A reação do partido surge pelo deputado à Assembleia Legislativa da Madeira (ALRAM), Basílio Santos, na sequência das notícias publicadas pelo JM, dando conta “da contestação dos pescadores às limitações que estão a ser colocadas pela empresa concessionária da marina da Calheta, a Tecnovia uma concessão atribuída em 2017 por um período de 30 anos”.
O JPP afirma que é preciso “respeitar as partes envolvidas, os contratos de concessão, os regulamentos e a gestão de quem tem essa responsabilidade”, mas “recusa, em absoluto, que seja exigido qualquer pagamento aos pescadores que utilizam o porto de abrigo e colocadas restrições de acesso”.

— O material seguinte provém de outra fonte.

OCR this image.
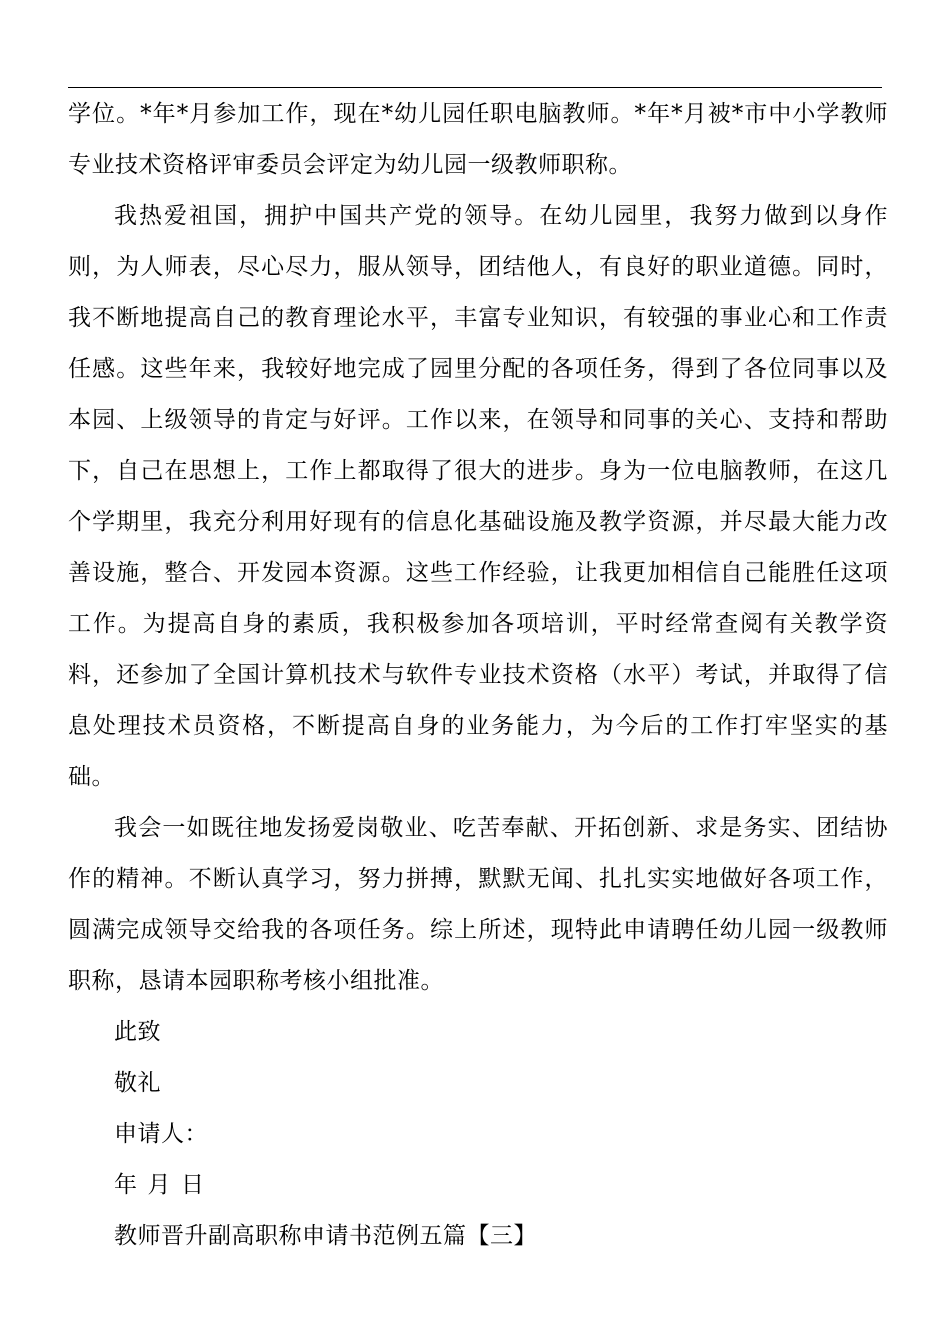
学位。*年*月参加工作，现在*幼儿园任职电脑教师。*年*月被*市中小学教师专业技术资格评审委员会评定为幼儿园一级教师职称。

我热爱祖国，拥护中国共产党的领导。在幼儿园里，我努力做到以身作则，为人师表，尽心尽力，服从领导，团结他人，有良好的职业道德。同时，我不断地提高自己的教育理论水平，丰富专业知识，有较强的事业心和工作责任感。这些年来，我较好地完成了园里分配的各项任务，得到了各位同事以及本园、上级领导的肯定与好评。工作以来，在领导和同事的关心、支持和帮助下，自己在思想上，工作上都取得了很大的进步。身为一位电脑教师，在这几个学期里，我充分利用好现有的信息化基础设施及教学资源，并尽最大能力改善设施，整合、开发园本资源。这些工作经验，让我更加相信自己能胜任这项工作。为提高自身的素质，我积极参加各项培训，平时经常查阅有关教学资料，还参加了全国计算机技术与软件专业技术资格（水平）考试，并取得了信息处理技术员资格，不断提高自身的业务能力，为今后的工作打牢坚实的基础。

我会一如既往地发扬爱岗敬业、吃苦奉献、开拓创新、求是务实、团结协作的精神。不断认真学习，努力拼搏，默默无闻、扎扎实实地做好各项工作，圆满完成领导交给我的各项任务。综上所述，现特此申请聘任幼儿园一级教师职称，恳请本园职称考核小组批准。

此致

敬礼

申请人：

年 月 日

教师晋升副高职称申请书范例五篇【三】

“Se a utilização do porto de abrigo por parte dos pescadores não ficou devidamente salvaguardada, permitindo à concessionária uma exploração que deverá ser única em todo o país ao exigir que um pescador pague para atracar num porto de abrigo apenas para abastecer-se de água e comida e proteger-se em períodos de agitação marítima, já que não existem descargas de pescado por não haver lota, é preciso que as entidades responsáveis resolvam esta situação e não criem mais dificuldades às imensas dificuldades por que já passam os pescadores”, sublinha Basílo Santos.
O partido afirma “não compreender o comportamento do Governo Regional neste processo ao referir que a marina da Calheta e toda a área envolvente não pertencem às áreas de jurisdição da Administração dos Portos”, de acordo com os esclarecimentos prestados pela APRAM, ficando por esclarecer “onde é que, afinal, os pescadores podem fazer a amarração das suas embarcações para poderem desenvolver a sua atividade”.
É igualmente “estranho” para o JPP que o Governo Regional, através da secretaria regional das Infraestruturas, tenha assumido que “não foi informada pela concessionária das alterações, mas tenha avisado a empresa que gere a marina de que deve cumprir a legislação em vigor e respeitar as entidades competentes”.
O JPP quer ver todas estas questões esclarecidas e sobretudo “que os pescadores tenham a sua atividade salvaguardada sem barreiras e sem mais custos, pelo que o grupo parlamentar irá requerer à Assembleia Legislativa da Madeira uma audição à Administração dos Portos (APRAM) e à Tecnovia para explicarem os termos do contrato de concessão”.